Monday 23 July 2018

Wall Street stocks stretch winning streak to six days

The gain on Friday was the sixth in a row for the Standard & Poor’s 500 index.

Trader James Dresch works on the floor of the New York Stock Exchange (AP Photo/Richard Drew)
Trader James Dresch works on the floor of the New York Stock Exchange (AP Photo/Richard Drew)

By Marley Jay

Stocks on Wall Street have ended their strongest week in five years and have now recovered more than half the losses they suffered at the beginning of the month.

Investors got back to buying stocks almost as quickly as they started dumping them.

The gain on Friday was the sixth in a row for the Standard & Poor’s 500 index.

A combination of cheaper prices for stocks as well as solid company profits put investors back in a buying mood.

The S&P 500, which many index funds track, has risen almost 6% in its current streak.

Investors have not hesitated to buy the same types of stocks that did well before the market’s recent slump, including technology companies and banks.

In a typical market downturn, investors might avoid stocks that have had huge run-ups out of fear they had become too expensive.
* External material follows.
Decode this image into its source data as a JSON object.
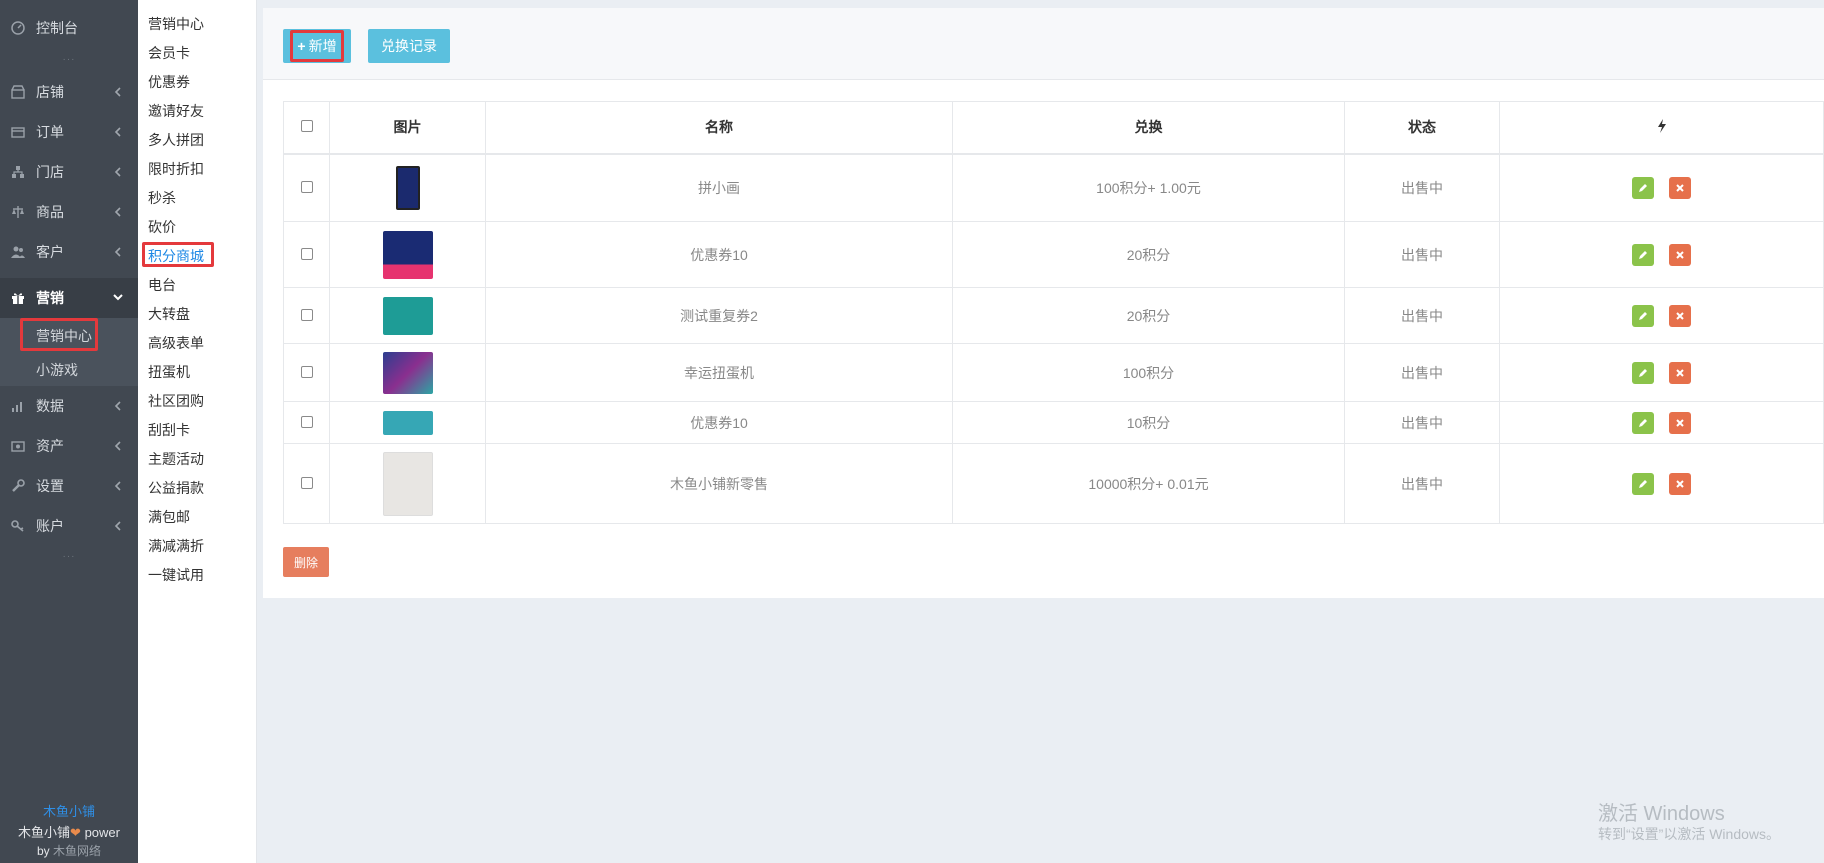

Instead, investors are still betting on more strength in the economy and are buying companies that tend to do better in times of faster growth.

After an unusually long period of calm, stocks plunged at the start of February as investors worried about inflation and rising interest rates.

The S&P 500 fell as much as 10% from its latest record high reached January 26, but investors were not scared off for long.

“Rates started to stabilise and you got some better economic data, and earnings in general have been pretty good,” said Sameer Samana, global equity and technical strategist for the Wells Fargo Investment Institute.

He said bond and credit markets showed that the fear was not spreading.

Companies were still able to borrow at relatively low rates, which showed lenders weren’t concerned the economy was weakening.

“A lot of people probably looked at stocks vs. credit and probably thought ‘if credit’s not feeling it, things must not be all that bad,'” he said.

The S&P 500 gained 1.02 points, or less than 0.1%, at 2,732.22. That includes a gain of 4.3% this week, its best since January 2013.

The Dow Jones industrial average rose 19.01 points, or 0.1%, to 25,219.38. The Nasdaq composite lost 16.96 points, or 0.2%, to 7,239.47.

The Russell 2000 index of smaller company stocks climbed 6.35 points, or 0.4%, to 1,543.55.

House builders rose after the US commerce department reported that construction of new homes jumped 9.7% in January.

That was the highest level since October 2016, and permits, a sign of future construction, also climbed.

NVR gained 131.23 dollars, or 4.3%, to 3,208.23 dollars while DR Horton rose 46 cents, or 1%, to 45.57 dollars.

Friday’s gains did not come without some bumps.

The Dow was up 232 points shortly before Special Counsel Robert Mueller announced the indictment of 13 Russians and three Russian organisations in a plot to interfere in the 2016 US presidential election.

Stocks gave up their gains after that and spent the afternoon meandering between small gains and losses.

The indictment says the Russians used social media propaganda, at times helping Donald Trump and harming the prospects of Democrat Hillary Clinton.

Facebook fell 2.60 dollars, or 1.4%, to 117.36 dollars and Twitter fell 55 cents, or 1.6%, to 33.06 dollars.

Now that stocks have stopped plunging, investors are focusing on the strong results companies posted in the fourth quarter.

“Analysts continue to underestimate the pace of global growth,” Credit Suisse analyst Jonathan Golub wrote in a report.

“As a result, more companies are beating/hitting expectations than in any quarter in 20 years.”